MADISON, WI – At my core, I’m really a big nerd. I also believe in trying to do what I can to help the world and my community. It’s why I switched from researching atmospheric chemistry to practicing law, so that I could better advocate for environmental protection. Even though I now teach law fulltime at the U.W. Law School, I still do as much legal volunteer work as possible. I’ve written a number of amicus briefs in environmental cases, mainly before the Supreme Court and various federal appellate courts. One of my proudest moments was representing many prominent climate scientists in Massachusetts v. EPA, where the Supreme Court held that the Environmental Protection Agency could regulate greenhouse gas emissions under the Clean Air Act. And recently I worked with a group of environmental law professors to draft a regulatory comment to respond to the EPA’s general proposal to withdraw existing environmental regulations.
It turns out that many of the same skills I have with regulatory and statutory interpretation can be used in other areas, so I’ve been trying to use those to help the LGBTQ community to which I belong. In the past, I’ve overseen students who helped provide background research for the legal briefing in McConkey v. Van Hollen, a challenge to the anti-same-sex marriage referendum in Wisconsin. We lost (alas), but at least my law students got a chance to tackle the various legal precedents that existed. And more recently, I was especially excited to serve on the U.W.-Madison Ad Hoc Committee on Equitable & Inclusive Health Care, which was charged with developing a university policy statement that better supports health care for HIV-positive and transgender members of the university community.
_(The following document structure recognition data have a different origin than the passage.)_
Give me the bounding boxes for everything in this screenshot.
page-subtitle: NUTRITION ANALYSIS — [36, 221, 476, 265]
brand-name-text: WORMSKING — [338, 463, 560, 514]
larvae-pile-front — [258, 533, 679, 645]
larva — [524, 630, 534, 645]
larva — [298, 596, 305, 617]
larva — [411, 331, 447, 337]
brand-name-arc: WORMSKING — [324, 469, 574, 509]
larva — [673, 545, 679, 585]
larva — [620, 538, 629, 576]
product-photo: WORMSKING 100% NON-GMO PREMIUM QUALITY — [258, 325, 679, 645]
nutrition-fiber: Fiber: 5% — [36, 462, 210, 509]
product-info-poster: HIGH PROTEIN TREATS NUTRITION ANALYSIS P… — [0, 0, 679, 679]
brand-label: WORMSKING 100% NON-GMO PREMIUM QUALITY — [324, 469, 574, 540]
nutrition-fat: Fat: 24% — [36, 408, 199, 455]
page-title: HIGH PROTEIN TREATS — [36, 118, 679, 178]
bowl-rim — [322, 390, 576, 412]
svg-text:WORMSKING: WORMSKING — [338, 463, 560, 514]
I’m happy to say that—even with various state agency setbacks around withdrawing transgender healthcare coverage—the U.W.-Madison Faculty Senate unanimously approved a motion adopting our recommendations. Now, as one of the new co-chairs of the university LGBTQ faculty/staff/student committee, I’m working with the university administration to explore insurance top-up options to ensure that HIV antiviral drugs are more affordable under our insurance policy, and that transgender medical treatments are fully covered. A lot of this, in turn, entails looking at state and university regulations to see what is available. We’ll see where this goes!
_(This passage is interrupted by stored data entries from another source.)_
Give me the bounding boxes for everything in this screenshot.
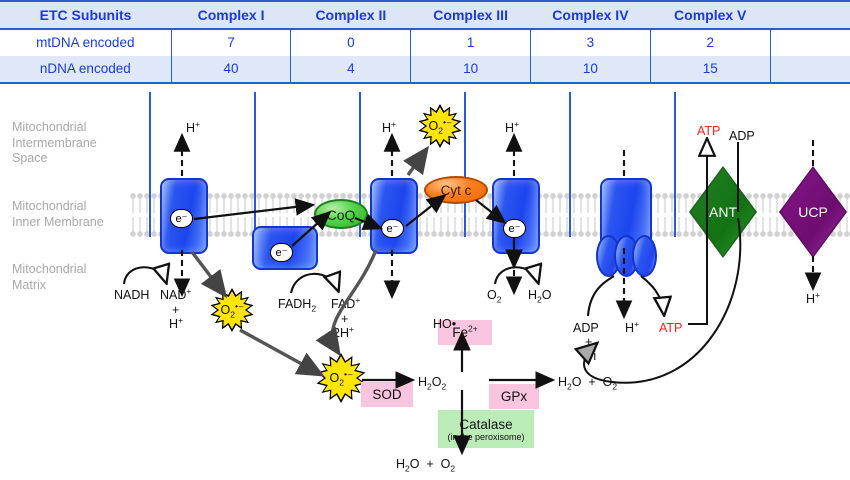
row-label-ndna: nDNA encoded: [0, 56, 171, 83]
cell-mtdna-c4: 3: [531, 29, 651, 56]
complex-iv-body[interactable]: [492, 178, 540, 254]
column-divider-4: [569, 92, 571, 237]
ros-arrow-complex-i: [192, 252, 224, 294]
proton-label-ucp: H+: [806, 292, 820, 306]
complexv-to-atp-arrow: [641, 276, 664, 314]
complex-iii-electron: e⁻: [381, 219, 404, 238]
proton-label-complex-i: H+: [186, 121, 200, 135]
cell-ndna-c3: 10: [411, 56, 531, 83]
table-row: mtDNA encoded 7 0 1 3 2: [0, 29, 850, 56]
column-divider-0: [149, 92, 151, 237]
proton-label-complex-iv: H+: [505, 121, 519, 135]
pi-label: Pi: [585, 349, 596, 363]
complex-iii-body[interactable]: [370, 178, 418, 254]
oxygen-input-label: O2: [487, 288, 501, 302]
col-header-0: ETC Subunits: [0, 1, 171, 29]
adp-to-complexv-arrow: [588, 276, 614, 316]
cell-ndna-spacer: [770, 56, 850, 83]
zone-label-intermembrane-space: Mitochondrial Intermembrane Space: [12, 120, 97, 167]
gpx-label: GPx: [501, 389, 527, 404]
catalase-box[interactable]: Catalase (in the peroxisome): [438, 410, 534, 448]
fadh2-label: FADH2: [278, 297, 316, 311]
coq-carrier[interactable]: CoQ: [314, 199, 368, 229]
adp-label: ADP: [573, 321, 599, 335]
ros-arrow-c1-pool: [240, 330, 320, 374]
fad-2h-label: 2H+: [333, 326, 354, 340]
complex-i-electron: e⁻: [170, 209, 193, 228]
col-header-spacer: [770, 1, 850, 29]
cell-mtdna-c1: 7: [171, 29, 291, 56]
sod-enzyme-box[interactable]: SOD: [361, 382, 413, 407]
col-header-5: Complex V: [650, 1, 770, 29]
gpx-products-label: H2O + O2: [558, 375, 617, 389]
cell-mtdna-c5: 2: [650, 29, 770, 56]
nadh-oxidation-arrow: [124, 267, 166, 284]
fadh2-oxidation-arrow: [291, 274, 338, 293]
atp-ims-label: ATP: [697, 124, 720, 138]
diagram-root: ETC Subunits Complex I Complex II Comple…: [0, 0, 850, 480]
ros-arrow-complex-iii: [408, 150, 426, 175]
etc-subunits-table: ETC Subunits Complex I Complex II Comple…: [0, 0, 850, 84]
superoxide-label-c3: O2• –: [429, 119, 452, 133]
zone-label-matrix: Mitochondrial Matrix: [12, 262, 86, 293]
column-divider-1: [254, 92, 256, 237]
catalase-label: Catalase: [459, 417, 512, 432]
cell-mtdna-spacer: [770, 29, 850, 56]
cell-mtdna-c3: 1: [411, 29, 531, 56]
complex-v-lobe-right: [632, 235, 657, 277]
superoxide-label-c1: O2• –: [221, 303, 244, 317]
complex-ii-electron: e⁻: [270, 243, 293, 262]
superoxide-label-pool: O2• –: [330, 371, 353, 385]
cell-ndna-c5: 15: [650, 56, 770, 83]
atp-matrix-label: ATP: [659, 321, 682, 335]
column-divider-5: [674, 92, 676, 237]
water-output-label: H2O: [528, 288, 552, 302]
hydrogen-peroxide-label: H2O2: [418, 375, 446, 389]
catalase-products-label: H2O + O2: [396, 457, 455, 471]
complex-iv-electron: e⁻: [503, 219, 526, 238]
o2-to-water-arrow: [495, 267, 538, 284]
cytochrome-c-carrier[interactable]: Cyt c: [424, 176, 488, 204]
nad-proton-label: H+: [169, 317, 183, 331]
gpx-enzyme-box[interactable]: GPx: [489, 384, 539, 409]
nad-plus-label: NAD+: [160, 288, 191, 302]
ucp-label: UCP: [798, 204, 828, 220]
nadh-label: NADH: [114, 288, 149, 302]
ant-label: ANT: [709, 204, 737, 220]
column-divider-3: [464, 92, 466, 237]
col-header-4: Complex IV: [531, 1, 651, 29]
cell-mtdna-c2: 0: [291, 29, 411, 56]
col-header-2: Complex II: [291, 1, 411, 29]
zone-label-inner-membrane: Mitochondrial Inner Membrane: [12, 199, 104, 230]
adp-plus-sign: +: [585, 335, 592, 349]
cell-ndna-c4: 10: [531, 56, 651, 83]
ant-transporter[interactable]: ANT: [691, 168, 755, 256]
sod-label: SOD: [372, 387, 401, 402]
catalase-sublabel: (in the peroxisome): [447, 432, 524, 442]
fad-plus-sign: +: [341, 312, 348, 326]
fad-plus-label: FAD+: [331, 297, 360, 311]
cell-ndna-c1: 40: [171, 56, 291, 83]
proton-label-complex-iii: H+: [382, 121, 396, 135]
adp-ims-label: ADP: [729, 129, 755, 143]
table-header-row: ETC Subunits Complex I Complex II Comple…: [0, 1, 850, 29]
table-row: nDNA encoded 40 4 10 10 15: [0, 56, 850, 83]
ucp-transporter[interactable]: UCP: [781, 168, 845, 256]
proton-label-complex-v: H+: [625, 321, 639, 335]
row-label-mtdna: mtDNA encoded: [0, 29, 171, 56]
col-header-3: Complex III: [411, 1, 531, 29]
hydroxyl-radical-label: HO•: [433, 317, 456, 331]
cell-ndna-c2: 4: [291, 56, 411, 83]
col-header-1: Complex I: [171, 1, 291, 29]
In the end, what I want to say is that there are many, many ways to help our community. Some of it is more in the public eye—taking leadership positions, rallying the community, building coalitions—and I absolutely admire those who can do that. But some of it is just really technical wonky stuff that also needs to be done. That’s what I try to do, even though it’s not really sexy at all. (I’m single, by the way!) Join me in the nerdtivist world.